The Senate Thursday voted in favor of ending debate on a sweeping packaging of financial reforms, clearing the way for a final vote on whether to approve the legislation as early as Friday.
The Democrats mustered the 60-vote minimum needed to avoid a possible Republican filibuster, after falling three votes short Wednesday.
The vote was 60-40.
U.S. & World
Democrats control 58 seats and can usually count on the support of independent Bernie Sanders of Vermont. They typically need only one Republican to vote with them. In this case, three GOP senators voted with them, approving cloture.
The Senate will now consider a few remaining amendments, which based on Senate rules must be considered germane to the overall bill.
After that, and regardless of the outcome of any amendment votes, a final vote will be held. Approval is widely expected.
How The Vote Changed
The GOP members voting for cloture were: Susan Collins and Olympia Snowe of Maine, who voted in favor of cloture Wednesday; and the newly-elected Scott Brown of Massachusetts.
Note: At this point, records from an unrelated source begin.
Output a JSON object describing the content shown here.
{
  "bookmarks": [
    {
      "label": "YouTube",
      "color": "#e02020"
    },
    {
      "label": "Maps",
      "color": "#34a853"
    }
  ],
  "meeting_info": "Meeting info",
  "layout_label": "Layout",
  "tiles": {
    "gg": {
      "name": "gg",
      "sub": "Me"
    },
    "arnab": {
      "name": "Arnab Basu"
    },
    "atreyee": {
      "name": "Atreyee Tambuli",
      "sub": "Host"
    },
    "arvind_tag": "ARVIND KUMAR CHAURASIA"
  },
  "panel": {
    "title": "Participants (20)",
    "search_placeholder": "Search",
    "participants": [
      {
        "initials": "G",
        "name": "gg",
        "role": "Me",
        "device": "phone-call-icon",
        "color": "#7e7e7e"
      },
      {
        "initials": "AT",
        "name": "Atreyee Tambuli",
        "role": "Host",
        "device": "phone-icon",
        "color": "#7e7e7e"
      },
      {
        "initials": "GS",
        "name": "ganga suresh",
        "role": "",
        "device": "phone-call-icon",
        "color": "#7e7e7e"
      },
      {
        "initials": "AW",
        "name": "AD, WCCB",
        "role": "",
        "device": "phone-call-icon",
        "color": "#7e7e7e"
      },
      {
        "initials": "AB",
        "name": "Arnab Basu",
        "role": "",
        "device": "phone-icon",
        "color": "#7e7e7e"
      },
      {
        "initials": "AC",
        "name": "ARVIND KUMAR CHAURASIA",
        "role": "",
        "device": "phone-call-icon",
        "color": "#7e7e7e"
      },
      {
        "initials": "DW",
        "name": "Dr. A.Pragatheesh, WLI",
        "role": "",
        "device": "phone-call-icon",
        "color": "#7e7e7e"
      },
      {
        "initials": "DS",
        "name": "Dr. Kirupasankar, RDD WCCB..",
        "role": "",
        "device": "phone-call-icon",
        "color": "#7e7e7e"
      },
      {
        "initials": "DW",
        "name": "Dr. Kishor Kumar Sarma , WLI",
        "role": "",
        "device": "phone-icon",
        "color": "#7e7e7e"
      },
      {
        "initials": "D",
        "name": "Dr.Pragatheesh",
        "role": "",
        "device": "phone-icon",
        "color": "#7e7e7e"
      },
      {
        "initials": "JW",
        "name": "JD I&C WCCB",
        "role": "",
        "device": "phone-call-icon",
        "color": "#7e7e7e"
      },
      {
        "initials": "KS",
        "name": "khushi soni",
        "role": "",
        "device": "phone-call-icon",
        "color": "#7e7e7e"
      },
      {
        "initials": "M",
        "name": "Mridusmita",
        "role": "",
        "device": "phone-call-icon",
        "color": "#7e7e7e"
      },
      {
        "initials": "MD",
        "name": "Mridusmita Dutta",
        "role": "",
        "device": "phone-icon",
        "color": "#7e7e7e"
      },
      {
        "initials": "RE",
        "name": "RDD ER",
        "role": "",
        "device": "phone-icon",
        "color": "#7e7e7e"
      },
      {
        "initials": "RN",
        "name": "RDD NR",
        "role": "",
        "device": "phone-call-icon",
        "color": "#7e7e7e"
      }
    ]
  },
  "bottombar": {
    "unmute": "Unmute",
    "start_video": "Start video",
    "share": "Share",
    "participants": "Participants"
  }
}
Brown was expected to vote with the Democrats yesterday but changed his mind over lingering concerns about how some of the too-big-to-fail provisions might affect big mutual fund firms in his state, such as Fidelity.
Since then, Brown was given "some assurances .... to get him back on board," said one senior Congressional staffer familiar with the conversations, adding that lawmakers did not see the fund firms as presenting a risk to the financial system.
Another difference in the outcome was that Democrat Arlen Specter, who was absent for Wednesday's vote having remained in Pennsylvania following his primary defeat in Tuesday; voted yes along party lines.
Democrats Maria Cantwell of Washington and Russell Feingold of Wisconsin, who broke with their party and voted no Wednesday, once again voted against cloture.
Cantwell is said to be among the many members frustrated by the fact that only a small percentage of the 300 amendments filed have been debated and voted on. She has offered two amendments, but neither of which had been taken up.
Once the Senate approves the legislation, the two chambers of Congress will have to agree on a compromise version. In some cases, that involves a so-called conference, where representatives of the two chamber hash out differences.
One contentious issues will be derivatives regulation. The Senate version is generally tougher.
One key, and fairly unpopular measure, crafted by Banking Committee Chairman Chris Dodd (D-Conn.) and Sen. Blanche Lincoln (D-Ark.), chair of the Agriculture Committee—would force banks to create special subsidiaries for their swaps operations.
There's been some effort to revise and water that down. A new compromise proposal spearheaded by Dodd would call for a two-year study to see if the restriction—which is not in the House version of the bill—is merited.
But sources say even that is unlikely to make it into any compromise bill.
House Financial Services Chairman Barney Frank told CNBC that he suspects"banks should be allowed to hedge their own financial risk," said Frank, who added his own efforts to write tough derivatives legislation were defeated in the House.
Another key component—creating an over-the-counter trading and settlement system—has fairly wide support, but some would like a strong end-user exemption for companies that use derivatives as an operational hedge.
The other big battleground is the creation of a powerful regulator to protect consumers from potential abuse by financial services companies, especially in the area of mortgages.
As proposed by Dodd, the Consumer Financial Protection Bureau would be an independent agency housed at the Federal Reserve with a presidentially appointed director, rule-making, examination and enforcement powers.
One amendment, sponsored by Sam Brownback (R-Kansas), would exempt auto companies, an idea Dodd himself fiercely opposes.
Senate Democrats have been trying to push through The Wall Street Reform Act for almost a month, despite a number of procedural obstacles possible only in the Senate, and thus catch up to the efforts of the House, which approved its version of financial reform late last year.
Many of the provisions, from too-big-to-fail authority to new capital requirements, are meant to avoid the possible collapse and government bailout of big firms, as was the case with AIG , Citigroup and Bank of America in 2008.
Some restrictions would also affect the two big remaining Wall Street firms, Goldman Sachs and Morgan Stanley .
The president has made financial reform his top priority and said he wants to sign a bill into law by Memorial Day weekend. That is now very unlikely because once the Senate passes its version, a compromise version will have to be cobbled together with the House and then approved by both chambers.
Rep. Frank told CNBC that a bill would be ready for the President to sign "well before the Fourth of July."